U.S.-based small and medium sized businesses face an almost 12 percent chance that they it will be hit with an employment claim, with their chances much higher in certain states.
A new study of employee charge trends by specialty insurer Hiscox found New Mexico, Washington, D.C., Nevada, Alabama and California as the top states for employee lawsuit risk in the U.S. Employers in these markets with at least 10 employees face a substantially higher risk of being sued by their employees when compared to the national average.
According to the study, U.S.-based companies have at least an 11.7 percent chance of having an employment charge filed against them.

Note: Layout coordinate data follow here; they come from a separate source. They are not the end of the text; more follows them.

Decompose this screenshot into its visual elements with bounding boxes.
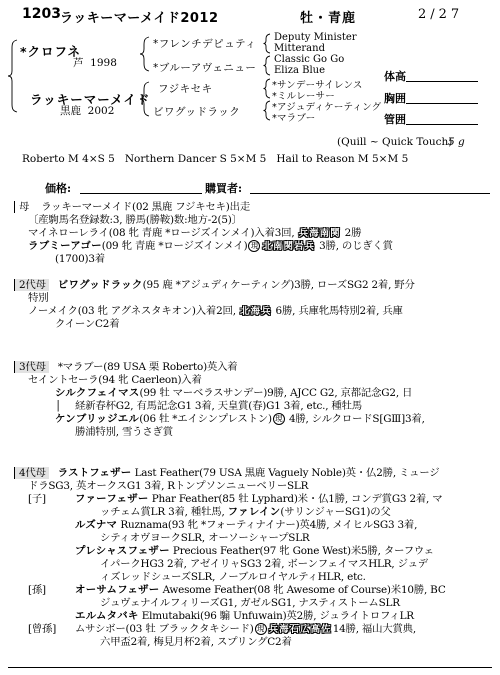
text-segment: Awesome Feather(08 牝 Awesome of Course)米…	[159, 584, 445, 596]
text-segment: 4勝, シルクロードS[GⅢ]3着,	[286, 413, 425, 425]
horse-name-bold: ラブミーアゴー	[28, 240, 102, 252]
text-segment: ムサシボー(03 牡 ブラックタキシード)	[75, 623, 254, 635]
pedigree-text-line: セイントセーラ(94 牝 Caerleon)入着	[0, 374, 492, 387]
pedigree-text-line: 2代母ビワグッドラック(95 鹿 *アジュディケーティング)3勝, ローズSG2…	[0, 279, 492, 292]
height-label: 体高	[384, 70, 406, 83]
pedigree-text-line: クイーンC2着	[0, 318, 492, 331]
chest-label: 胸囲	[384, 92, 406, 105]
catalog-page: 1203 ラッキーマーメイド2012 牡・青鹿 2/27 *クロフネ 芦 199…	[0, 0, 500, 675]
text-segment: 3勝, のじぎく賞	[316, 240, 393, 252]
active-marker: 現	[248, 240, 260, 252]
family-section: 母ラッキーマーメイド(02 黒鹿 フジキセキ)出走〔産駒馬名登録数:3, 勝馬(…	[0, 201, 492, 266]
cannon-field: 管囲	[384, 108, 478, 127]
buyer-label: 購買者:	[205, 180, 242, 196]
pedigree-text-line: [曾孫]ムサシボー(03 牡 ブラックタキシード)現兵海石広高佐14勝, 福山大…	[0, 623, 492, 636]
cannon-blank	[406, 112, 478, 125]
text-segment: クイーンC2着	[55, 318, 119, 330]
horse-name-bold: シルクフェイマス	[55, 387, 140, 399]
text-segment: (サリンジャーSG1)の父	[280, 506, 390, 518]
ggp-name: Classic Go Go	[274, 54, 344, 65]
horse-name-bold: ファレイン	[228, 506, 281, 518]
family-section: 3代母*マラブー(89 USA 栗 Roberto)英入着セイントセーラ(94 …	[0, 361, 492, 439]
active-marker: 現	[273, 413, 285, 425]
family-section: 2代母ビワグッドラック(95 鹿 *アジュディケーティング)3勝, ローズSG2…	[0, 279, 492, 331]
text-segment: Ruznama(93 牝 *フォーティナイナー)英4勝, メイヒルSG3 3着,	[117, 519, 417, 531]
section-label: 3代母	[14, 361, 49, 373]
pedigree-text-line: エルムタバキ Elmutabaki(96 騸 Unfuwain)英2勝, ジュラ…	[0, 610, 492, 623]
text-segment: (1700)3着	[55, 253, 105, 265]
pedigree-text-line: [子]ファーフェザー Phar Feather(85 牡 Lyphard)米・仏…	[0, 493, 492, 506]
generation-tag: [曾孫]	[28, 623, 75, 636]
cannon-label: 管囲	[384, 113, 406, 126]
horse-name-bold: ラストフェザー	[58, 467, 132, 479]
section-label: 母	[14, 201, 32, 213]
pedigree-text-line: ドラSG3, 英オークスG1 3着, RトンプソンニューベリーSLR	[0, 480, 492, 493]
text-segment: *マラブー(89 USA 栗 Roberto)英入着	[58, 361, 238, 373]
horse-name-bold: ファーフェザー	[75, 493, 149, 505]
dam-color-year: 黒鹿 2002	[60, 103, 114, 118]
sibling-connector: │	[55, 400, 75, 413]
text-segment: 経新春杯G2, 有馬記念G1 3着, 天皇賞(春)G1 3着, etc., 種牡…	[75, 400, 362, 412]
family-reference: (Quill ~ Quick Touch)	[337, 136, 452, 148]
height-blank	[406, 69, 478, 82]
text-segment: ドラSG3, 英オークスG1 3着, RトンプソンニューベリーSLR	[28, 480, 308, 492]
family-section: 4代母ラストフェザー Last Feather(79 USA 黒鹿 Vaguel…	[0, 467, 492, 649]
sire-color-year: 芦 1998	[73, 55, 117, 70]
horse-name-bold: オーサムフェザー	[75, 584, 159, 596]
pedigree-text-line: プレシャスフェザー Precious Feather(97 牝 Gone Wes…	[0, 545, 492, 558]
pedigree-text-line: シルクフェイマス(99 牡 マーベラスサンデー)9勝, AJCC G2, 京都記…	[0, 387, 492, 400]
pedigree-text-line: │経新春杯G2, 有馬記念G1 3着, 天皇賞(春)G1 3着, etc., 種…	[0, 400, 492, 413]
regional-tag: 北南関岩兵	[261, 241, 316, 252]
pedigree-text-line: ィズレッドシューズSLR, ノーブルロイヤルティHLR, etc.	[0, 571, 492, 584]
pedigree-text-line: 六甲盃2着, 梅見月杯2着, スプリングC2着	[0, 636, 492, 649]
text-segment: Precious Feather(97 牝 Gone West)米5勝, ターフ…	[170, 545, 434, 557]
dam-sire: フジキセキ	[158, 81, 213, 96]
horse-name-bold: ルズナマ	[75, 519, 117, 531]
price-label: 価格:	[45, 180, 71, 196]
section-label: 4代母	[14, 467, 49, 479]
text-segment: (95 鹿 *アジュディケーティング)3勝, ローズSG2 2着, 野分	[143, 279, 415, 291]
text-segment: シティオヴヨークSLR, オーソーシャープSLR	[100, 532, 310, 544]
ggp-name: Eliza Blue	[274, 65, 325, 76]
text-segment: 勝浦特別, 雪うさぎ賞	[75, 426, 173, 438]
buyer-blank	[250, 181, 490, 194]
pedigree-text-line: (1700)3着	[0, 253, 492, 266]
text-segment: 6勝, 兵庫牝馬特別2着, 兵庫	[272, 305, 402, 317]
text-segment: 六甲盃2着, 梅見月杯2着, スプリングC2着	[100, 636, 292, 648]
pedigree-text-line: 〔産駒馬名登録数:3, 勝馬(勝鞍)数:地方-2(5)〕	[0, 214, 492, 227]
text-segment: ノーメイク(03 牝 アグネスタキオン)入着2回,	[28, 305, 239, 317]
pedigree-text-line: 4代母ラストフェザー Last Feather(79 USA 黒鹿 Vaguel…	[0, 467, 492, 480]
regional-tag: 兵海石広高佐	[268, 624, 333, 635]
horse-name-bold: ビワグッドラック	[58, 279, 143, 291]
text-segment: マイネローレライ(08 牝 青鹿 *ロージズインメイ)入着3回,	[28, 227, 298, 239]
generation-tag: [子]	[28, 493, 75, 506]
text-segment: 14勝, 福山大賞典,	[333, 623, 416, 635]
ggp-name: *マラブー	[272, 110, 315, 124]
text-segment: ジュヴェナイルフィリーズG1, ガゼルSG1, ナスティストームSLR	[100, 597, 400, 609]
pedigree-text-line: 勝浦特別, 雪うさぎ賞	[0, 426, 492, 439]
horse-name-bold: プレシャスフェザー	[75, 545, 170, 557]
pedigree-text-line: ジュヴェナイルフィリーズG1, ガゼルSG1, ナスティストームSLR	[0, 597, 492, 610]
text-segment: Phar Feather(85 牡 Lyphard)米・仏1勝, コンデ賞G3 …	[149, 493, 443, 505]
dam-dam: ビワグッドラック	[153, 104, 240, 119]
sire-sire: *フレンチデピュティ	[153, 36, 256, 51]
text-segment: イパークHG3 2着, アゼイリャSG3 2着, ボーンフェイマスHLR, ジュ…	[100, 558, 428, 570]
pedigree-text-line: 特別	[0, 292, 492, 305]
text-segment: ッチェム賞LR 3着, 種牡馬,	[100, 506, 228, 518]
section-label: 2代母	[14, 279, 49, 291]
horse-name-bold: ケンブリッジエル	[55, 413, 139, 425]
pedigree-text-line: ノーメイク(03 牝 アグネスタキオン)入着2回, 北海兵 6勝, 兵庫牝馬特別…	[0, 305, 492, 318]
pedigree-text-line: ルズナマ Ruznama(93 牝 *フォーティナイナー)英4勝, メイヒルSG…	[0, 519, 492, 532]
text-segment: (99 牡 マーベラスサンデー)9勝, AJCC G2, 京都記念G2, 日	[140, 387, 413, 399]
text-segment: 2勝	[342, 227, 362, 239]
family-number: 5 g	[448, 136, 465, 148]
family-sections: 母ラッキーマーメイド(02 黒鹿 フジキセキ)出走〔産駒馬名登録数:3, 勝馬(…	[0, 201, 492, 649]
pedigree-text-line: シティオヴヨークSLR, オーソーシャープSLR	[0, 532, 492, 545]
pedigree-text-line: ケンブリッジエル(06 牡 *エイシンプレストン)現 4勝, シルクロードS[G…	[0, 413, 492, 426]
pedigree-text-line: [孫]オーサムフェザー Awesome Feather(08 牝 Awesome…	[0, 584, 492, 597]
pedigree-text-line: ラブミーアゴー(09 牝 青鹿 *ロージズインメイ)現北南関岩兵 3勝, のじぎ…	[0, 240, 492, 253]
pedigree-text-line: ッチェム賞LR 3着, 種牡馬, ファレイン(サリンジャーSG1)の父	[0, 506, 492, 519]
text-segment: ィズレッドシューズSLR, ノーブルロイヤルティHLR, etc.	[100, 571, 366, 583]
text-segment: 〔産駒馬名登録数:3, 勝馬(勝鞍)数:地方-2(5)〕	[28, 214, 242, 226]
text-segment: (06 牡 *エイシンプレストン)	[139, 413, 272, 425]
pedigree-text-line: マイネローレライ(08 牝 青鹿 *ロージズインメイ)入着3回, 兵海南関 2勝	[0, 227, 492, 240]
ggp-name: Deputy Minister	[274, 32, 357, 43]
sire-dam: *ブルーアヴェニュー	[153, 60, 256, 75]
inbreeding-line: Roberto M 4×S 5 Northern Dancer S 5×M 5 …	[22, 153, 408, 165]
generation-tag: [孫]	[28, 584, 75, 597]
active-marker: 現	[255, 623, 267, 635]
pedigree-text-line: イパークHG3 2着, アゼイリャSG3 2着, ボーンフェイマスHLR, ジュ…	[0, 558, 492, 571]
chest-blank	[406, 91, 478, 104]
text-segment: Last Feather(79 USA 黒鹿 Vaguely Noble)英・仏…	[132, 467, 440, 479]
horse-name-bold: エルムタバキ	[75, 610, 139, 622]
price-blank	[80, 181, 202, 194]
footer-rule	[8, 667, 492, 668]
regional-tag: 北海兵	[239, 306, 273, 317]
text-segment: (09 牝 青鹿 *ロージズインメイ)	[102, 240, 248, 252]
text-segment: ラッキーマーメイド(02 黒鹿 フジキセキ)出走	[41, 201, 250, 213]
text-segment: Elmutabaki(96 騸 Unfuwain)英2勝, ジュライトロフィLR	[139, 610, 414, 622]
height-field: 体高	[384, 65, 478, 84]
text-segment: セイントセーラ(94 牝 Caerleon)入着	[28, 374, 202, 386]
regional-tag: 兵海南関	[298, 228, 342, 239]
pedigree-text-line: 3代母*マラブー(89 USA 栗 Roberto)英入着	[0, 361, 492, 374]
chest-field: 胸囲	[384, 87, 478, 106]
text-segment: 特別	[28, 292, 48, 304]
ggp-name: Mitterand	[274, 43, 325, 54]
pedigree-text-line: 母ラッキーマーメイド(02 黒鹿 フジキセキ)出走	[0, 201, 492, 214]
sire-name: *クロフネ	[20, 42, 81, 60]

That’s actually down from a 12.5 percent chance as reported by Hiscox in its 2014 study. Hiscox said this year’s study was more comprehensive than last year’s, which meant it received more data from many states with relatively benign employee lawsuit activity, which brought the national average down slightly.

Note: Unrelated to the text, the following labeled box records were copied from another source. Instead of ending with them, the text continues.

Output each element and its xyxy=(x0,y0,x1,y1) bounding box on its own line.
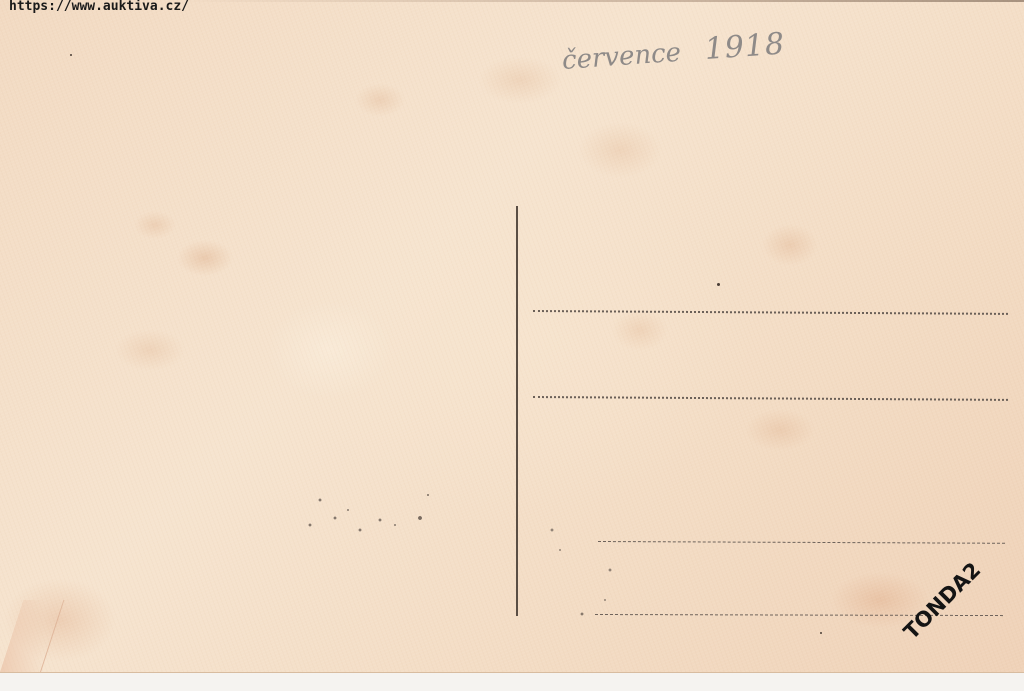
address-line-1 xyxy=(533,310,1008,315)
faded-stamp-marks xyxy=(300,490,440,540)
site-url-watermark: https://www.auktiva.cz/ xyxy=(9,0,189,14)
corner-crease xyxy=(0,600,64,672)
ink-speck xyxy=(820,632,822,634)
faded-stamp-marks xyxy=(540,520,620,620)
handwritten-month: července xyxy=(561,38,682,76)
ink-speck xyxy=(717,283,720,286)
postcard-top-edge xyxy=(180,0,1024,2)
address-line-2 xyxy=(533,396,1008,401)
ink-speck xyxy=(70,54,72,56)
pencil-handwritten-date: července1918 xyxy=(561,26,786,77)
handwritten-year: 1918 xyxy=(704,26,787,67)
address-line-3 xyxy=(598,541,1005,544)
photo-stage: července1918 TONDA2 https://www.auktiva.… xyxy=(0,0,1024,691)
seller-watermark: TONDA2 xyxy=(899,558,985,644)
postcard-back: července1918 TONDA2 xyxy=(0,0,1024,673)
message-address-divider xyxy=(516,206,518,616)
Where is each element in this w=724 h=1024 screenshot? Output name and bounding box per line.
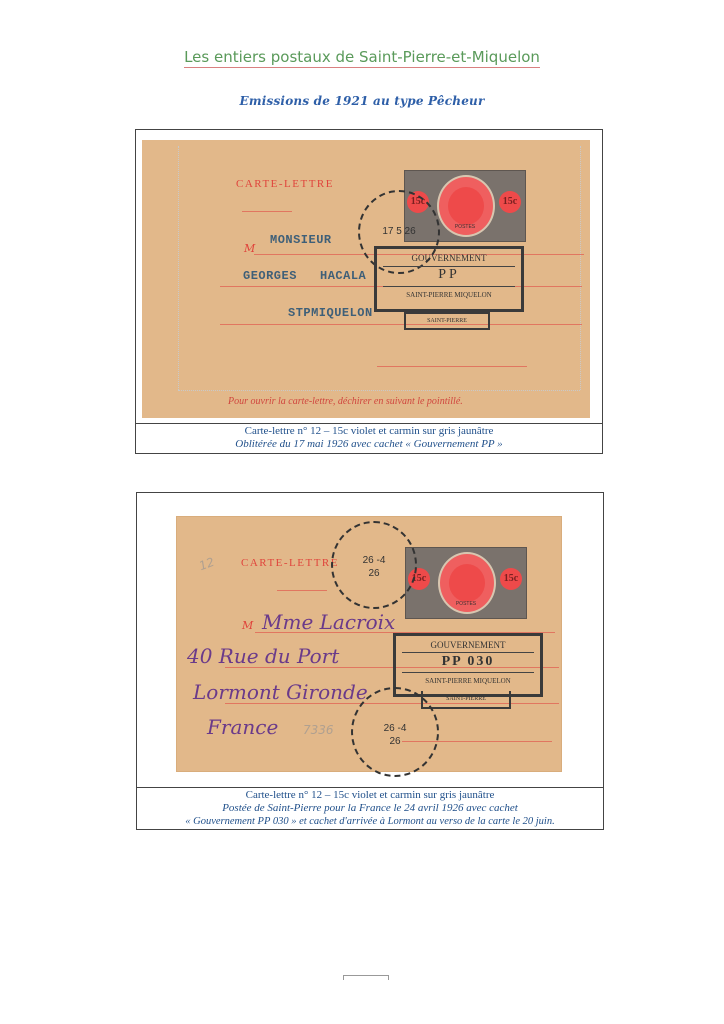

Companies based in New Mexico face the greatest risk nationwide, with a 66 percent higher chance of facing an employee charge than the national average. Other states and jurisdictions where employers are at a high risk of employee charges include Washington, D.C. (65 percent above the national average), Nevada (47 percent), Alabama (41 percent), California (40 percent), Mississippi (39 percent), Delaware (35 percent), Illinois (34 percent), Arkansas (22 percent) and Tennessee (20 percent).
“State laws can have a significant impact on the risk businesses face from employee charges and contribute to the variation in charges seen around the country,” said Bertrand Spunberg, practice leader for Executive Risks at Hiscox USA. “Many of the higher-risk states observed in the study have laws that go beyond U.S. federal guidelines, creating additional obligations and risks for employers. It is important for companies, especially those operating in these high-risk markets, to be keenly attuned to any legal developments that may affect their exposures.”
According to the study, 10 states have their own anti-discrimination and fair employment practices laws that tend to drive employee lawsuit activity. These state laws can be broader than the federal laws, as is the case with New Mexico’s fair employment practices statute, according to Spunberg.
Other state laws that influence the lawsuit environment include laws in Alabama, Georgia and Mississippi requiring all employers to use the federal e-verify system to ensure all employees are legally entitled to work in the country; laws in Delaware, Illinois and the District of Columbia requiring employers to make reasonable accommodations for pregnant employees; and laws in several states (Nevada, Illinois and the District of Columbia) prohibiting or restricting employers from taking employment actions related to credit checks or criminal background checks.
Cost of Employee Lawsuits
Hiscox claims data for small and mid-sized businesses (under 500 employees) indicate that one in five will face employment charges with an average cost to defend of $125,000, which includes expenses such as attorney’s fees and settlement costs. For those that did have insurance coverage, the average deductible cost was only $35,000, compared to the $90,000 balance paid out by their insurance company.
The median judgment for cases that go to trial is approximately $200,000 for employment lawsuits adjudicated by the courts, while one-in-four cases resulted in a judgment of $500,000 or more, according to the study.
Given recent court rulings, Hiscox urged employers to keep an eye on immigration, same-sex marriage, discrimination against transgender employees and minimum wage increases as potential areas for employee charges. Many of the states with the highest rates of employee charges have existing state statutes prohibiting discrimination against employees related to these classes and others may add these in 2016, the study notes.
“Prevention is the best defense against lawsuits,” said Spunberg. “Simple preventative and mitigation measures such as having written hiring procedures, an up-to-date employee handbook and proper training for employees on workplace discrimination and harassment are essential to minimizing risk and protecting your business.”
About the Study
The 2015 Hiscox Guide to Employee Lawsuits report uncovers the impact of employee charges and litigation on small- and medium-sized businesses and organizations with less than 500 employees, including defense costs and settlements. The report was compiled using the latest data on employment charge activity from the Equal Employment Opportunity Commission (EEOC) and its state counterparts across the U.S. The analyzed recent employment discrimination charge receipts by state at the federal and state commission levels and focused on establishments with more than 10 employees in each state or jurisdiction. Charge frequency was determined by the number of charges divided by the number of establishments with more than 1n employees. To compare the states, Hiscox analyzed credibility-weighted frequency relativities and compared each state to the countrywide average. The results are based on the frequency of charge receipts, but the receipt of a claim is not limited to only those claims that result in a settlement or other meritorious resolution.